“but there is no one appointed by the king to listen to you.” It seems that for Absalom to make this claim it was likely true. One possibility for that may have been that earlier, when the United Kingdom was less organized and more tribal, David may have been able to hear the cases that came to Jerusalem himself, but as the United Kingdom became more organized and grew in its centralized power, that became more difficult. Or, David may have been able to hear many of the cases but Absalom quietly intervened. There are some other possibilities as well.
We have to wonder why David did not seem to know what Absalom was doing. It may be that, especially as Absalom gained popularity and strength, no one wanted to get involved and tell king David. If someone had informed about Absalom and David did nothing about it, Absalom would have been a formidable enemy. It is also possible that David did hear that Absalom was judging some cases, but he did not see any danger in it. David had a weakness for not seeing trouble when it came to his sons.
It is also worth asking how Absalom could tell someone their grievance was good and right without having witnesses and representatives of both sides present. It is possible that 2 Samuel 15:3 is just giving a kind of summary and there were times when Absalom adjudicated over complicated cases.
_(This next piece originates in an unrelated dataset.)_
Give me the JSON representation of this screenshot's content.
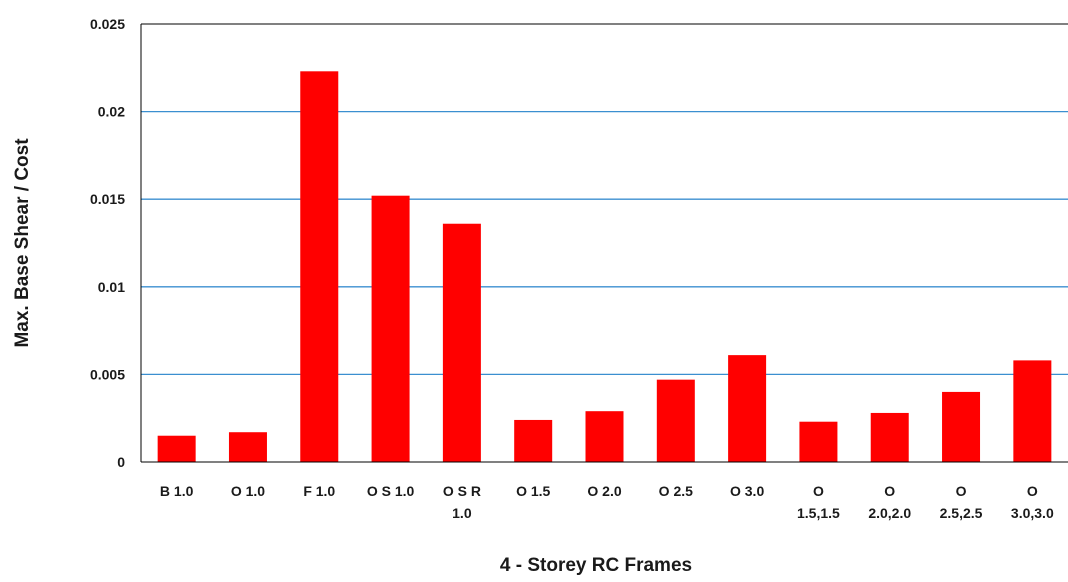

Another possibility is that Absalom may have only really gotten involved with certain cases—those involving the state—and being able to subtly speak about the failures of the state would have undermined David while increasing his own popularity. The United Kingdom of Israel was brand new, and no doubt there were a number of unpopular moves being made on the state level: state incursions into what had formerly been tribal matters, issues with taxes, problems with recruiting manpower for state projects, conflicts about who got appointed to which positions in the kingdom, and much more. David’s attention had to be focused on building and defending the kingdom, changes that were necessary but that would have offended many people. The various changes affected the whole kingdom and in part explains how Absalom could have followers throughout all the tribes of Israel (2 Sam. 15:10). In contrast to David, Absalom did not actually have to make any of the hard choices and changes in the kingdom. He could simply propagandize and tell people that if he were king then things would be different; and over the four years he quietly undermined David, he stole the hearts of the people of Israel (2 Sam. 15:6-7).